Xeester, un logiciel français de tracking |
Toutefois, il existe une
frontière entre logiciel légal et logiciel illégal. Xeester est un
logiciel légal, puisque le joueur se constitue sa propre base de données
uniquement avec les adversaires qu'il affronte lui même, au fur et à
mesure des tables de poker fréquentées. Il serait possible, quoique fastidieux (voire titanesque), de faire la même chose à la main, en se constituant des fiches sur lesquelles ont noterait des observations propres à chaque adversaire. Toutefois, il existe d'autres
logiciels non légaux, qui eux permettent l'utilisation d'une base de
données gigantesque commune à tous les joueurs de la planète, ces
logiciels enregistrant automatiquement les millions de mains jouées
chaque jour par la communauté online du poker. Certains sites internet permettent même de consulter le profil complet d'un joueur (informations payantes).
Le monde du poker
en ligne d'aujourd'hui me fait penser à la guerre telle qu'elle était
pratiquée au moyen-âge, au tout début du XIIIe siècle. D'un côté les chevaliers, rompus aux
métiers des armes, bénéficiant de destriers et de lourdes armures
pour les protéger. De l'autre côté, la piétaille, mal équipée
et mal entraînée. Alors, certes, un archer avait la possibilité de
tuer un chevalier mais pour ce faire il fallait que sa flèche trouve
le défaut de la cuirasse. Mais pas un arbalétrier. Car tuer un
chevalier avec un carreau d'arbalète était somme toute devenu
enfantin, la puissance de l'impact d'un carreau d'arbalète pouvant
transpercer les armures et autres cottes de mailles.

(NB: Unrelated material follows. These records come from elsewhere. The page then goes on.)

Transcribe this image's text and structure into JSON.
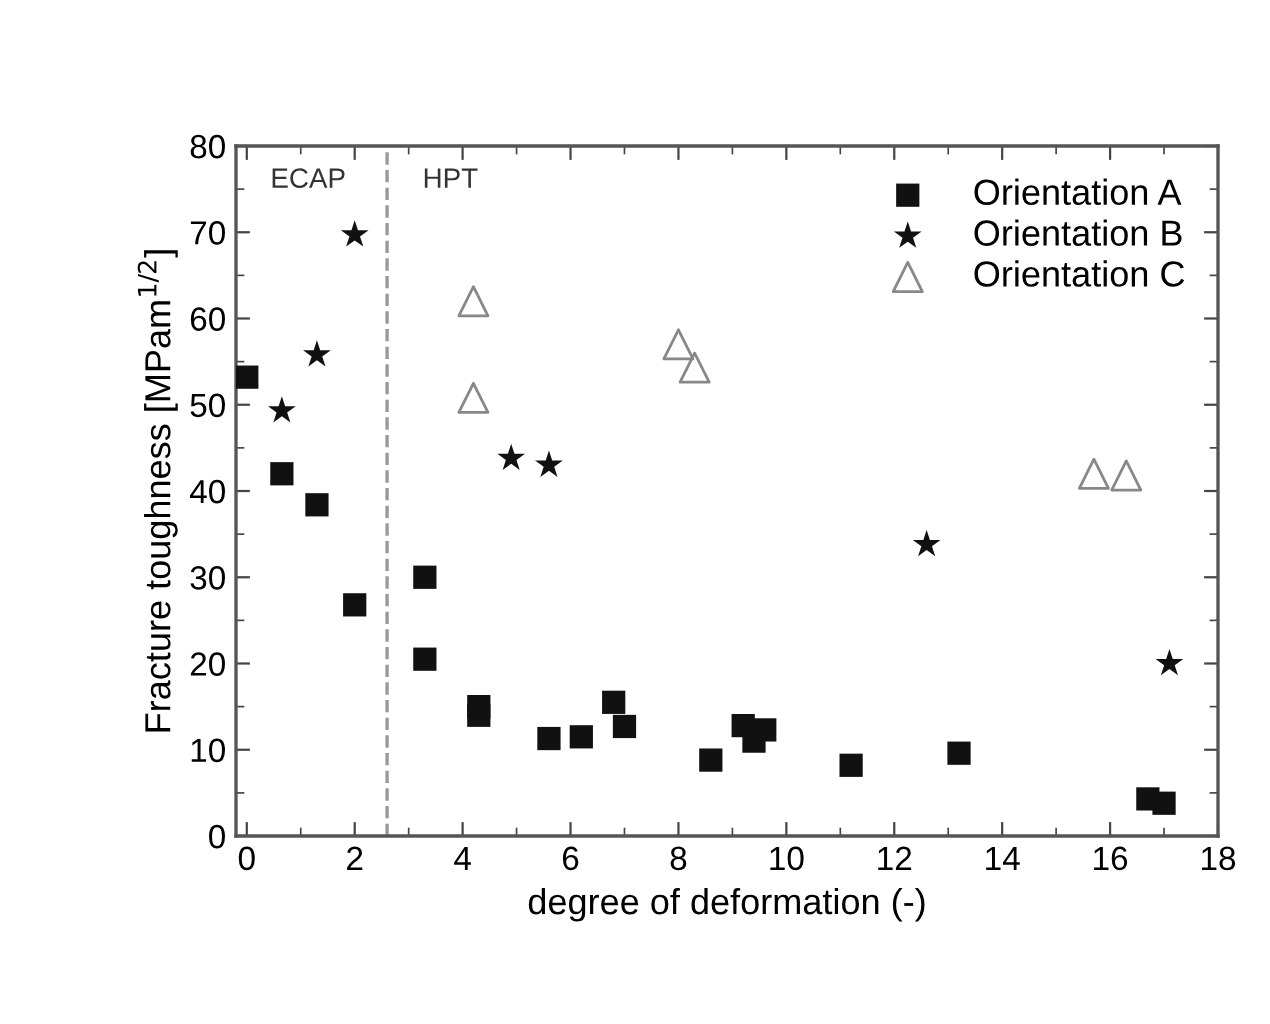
{
  "chart_data": {
    "type": "scatter",
    "xlabel": "degree of deformation (-)",
    "ylabel": "Fracture toughness [MPam$^{1/2}$]",
    "xlim": [
      -0.2,
      18
    ],
    "xticks": [
      0,
      2,
      4,
      6,
      8,
      10,
      12,
      14,
      16,
      18
    ],
    "ylim": [
      0,
      80
    ],
    "yticks": [
      0,
      10,
      20,
      30,
      40,
      50,
      60,
      70,
      80
    ],
    "grid": false,
    "legend": "top right",
    "series": [
      {
        "name": "Orientation A",
        "color": "#111111",
        "marker": "square",
        "x": [
          0,
          0.65,
          1.3,
          2,
          3.3,
          3.3,
          4.3,
          4.3,
          5.6,
          6.2,
          6.8,
          7,
          8.6,
          9.2,
          9.4,
          9.6,
          11.2,
          13.2,
          16.7,
          17
        ],
        "values": [
          53.2,
          42,
          38.4,
          26.8,
          30,
          20.5,
          15,
          14,
          11.3,
          11.5,
          15.5,
          12.7,
          8.8,
          12.8,
          11,
          12.3,
          8.2,
          9.6,
          4.3,
          3.8
        ]
      },
      {
        "name": "Orientation B",
        "color": "#111111",
        "marker": "star",
        "x": [
          0.65,
          1.3,
          2,
          4.9,
          5.6,
          12.6,
          17.1
        ],
        "values": [
          49.3,
          55.8,
          69.7,
          43.8,
          43,
          33.8,
          20
        ]
      },
      {
        "name": "Orientation C",
        "color": "#888888",
        "marker": "triangle",
        "x": [
          4.2,
          4.2,
          8,
          8.3,
          15.7,
          16.3
        ],
        "values": [
          62,
          50.8,
          57,
          54.3,
          42,
          41.8
        ]
      }
    ],
    "ref_lines": [
      {
        "axis": "x",
        "value": 2.6,
        "color": "#999999",
        "line_style": "dashed"
      }
    ],
    "annotations": [
      "ECAP",
      "HPT"
    ]
  }
}
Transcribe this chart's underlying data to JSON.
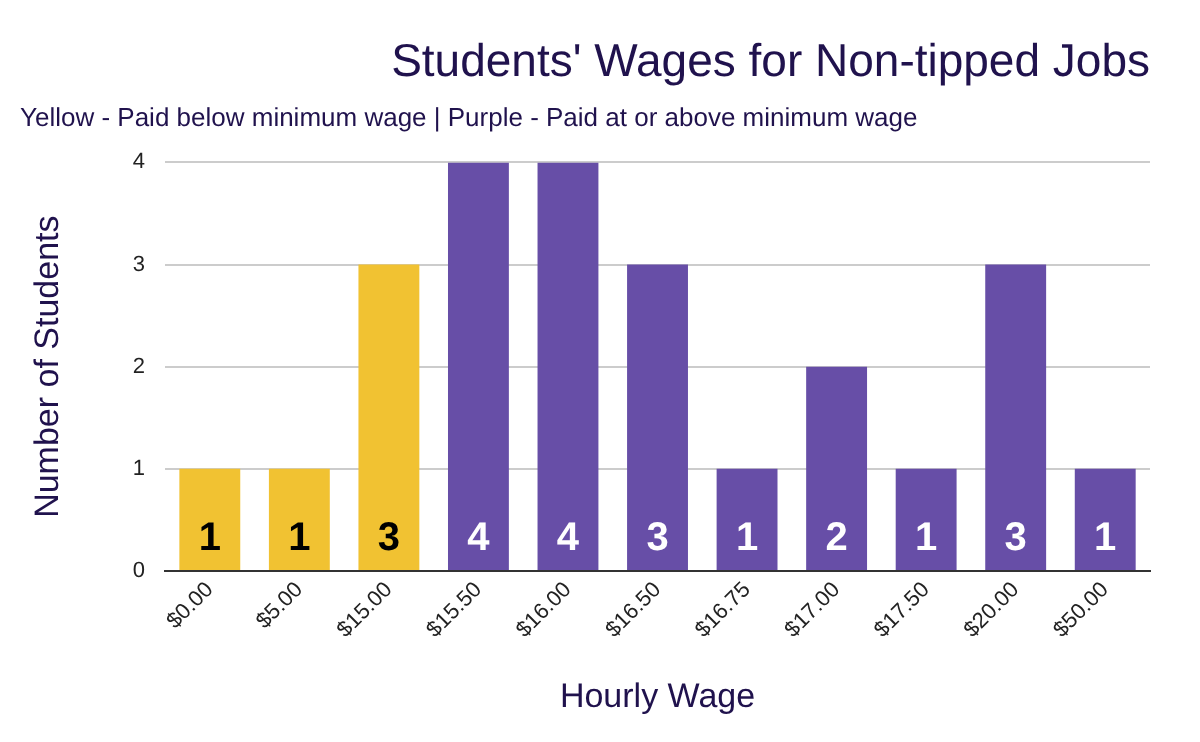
{
  "chart_data": {
    "type": "bar",
    "title": "Students' Wages for Non-tipped Jobs",
    "subtitle": "Yellow - Paid below minimum wage | Purple - Paid at or above minimum wage",
    "xlabel": "Hourly Wage",
    "ylabel": "Number of Students",
    "categories": [
      "$0.00",
      "$5.00",
      "$15.00",
      "$15.50",
      "$16.00",
      "$16.50",
      "$16.75",
      "$17.00",
      "$17.50",
      "$20.00",
      "$50.00"
    ],
    "values": [
      1,
      1,
      3,
      4,
      4,
      3,
      1,
      2,
      1,
      3,
      1
    ],
    "colors": [
      "#f1c232",
      "#f1c232",
      "#f1c232",
      "#674ea7",
      "#674ea7",
      "#674ea7",
      "#674ea7",
      "#674ea7",
      "#674ea7",
      "#674ea7",
      "#674ea7"
    ],
    "ylim": [
      0,
      4
    ],
    "yticks": [
      0,
      1,
      2,
      3,
      4
    ],
    "grid": "y",
    "data_labels": true
  }
}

Pape Innocent III (1160-1216) |
D'une certaine manière, cela a contribué au déclin de la féodalité.
Après tout, si un chevalier peut lui aussi mourir facilement sur un
champs de bataille, transpercé par un carreau d'arbalète ou par la
sagette d'un longbow (arc long), qu'est ce qui justifie le maintien de ses
privilèges exorbitants ? Le pape Innocent III (souverain pontife de 1198 à 1216), considéré comme l'un des plus brillants pape du moyen-âge l'avait parfaitement compris : par ricochet, l'affaiblissement de la noblesse affaiblissait aussi le clergé. Il a eu
beau menacer d'excommunication les chefs d'armée qui avaient recours
aux longbows et aux arbalétriers sur les champs de bataille entre chrétiens, cela ne les a pas empêchés de continuer à en
faire usage. Car à la guerre, la fin justifie les moyens. Et il a
fallu repenser la façon de faire la guerre en conséquence. Ceux qui ne l'ont compris que tardivement ont perdu bien des batailles, entretemps...
longbowman |
Recourir
à Xeester aujourd'hui, c'est un peu comme utiliser des archers gallois sur les
champs de bataille au XIIIe siècle. Le longbow, cet arc en bois d'if de grande dimension nécessitant une pratique très intensive pour être maîtrisé,
permit de transpercer les armures de chevaliers bien plus facilement
qu'auparavant (efficace contre les cottes de mailles lorsque la distance de tir était inférieure à 100 mètres et capable de transpercer une armure de plaques en deça de 60 mètres) et de changer radicalement la façon de concevoir la guerre. Bien que je sois loin
d'en exploiter l'essentiel des informations pour le moment, le peu de
données fournies par Xeester que j'utilise à ce jour me permet
assurément d'affiner mon opinion lors d'une prise de décision
difficile au cours d'une main.
Alors, oui, je regrette l'époque
d'autant, celle où tous les joueurs de poker ne prenaient leur
décision que sur les bases de leur instinct et de leur observation
forcément empirique de leurs adversaires. Tout comme je regrette
l'époque où les chevaliers chargeaient sur leurs fiers destriers
caparaçonnés et pouvaient trancher des têtes à foison, seuls
contre dix piétons, sans pour autant hypothéquer leurs propres
chances de survie dans la mêlée. Mais toute ceci, c'était avant que ne surviennent
les arcs longs gallois. Avant l'irruption des arbalétriers génois, des arquebusiers, des fusils, des mitrailleuses, des drones, etc. Oui, la guerre était
plus belle avant ! Mais la guerre reste la guerre. C'est vaincre ou être vaincu. S'adapter ou mourir. Pour les nostalgiques des guerres d'autant,
il reste toujours les wargames et les les jeux vidéos médiévaux.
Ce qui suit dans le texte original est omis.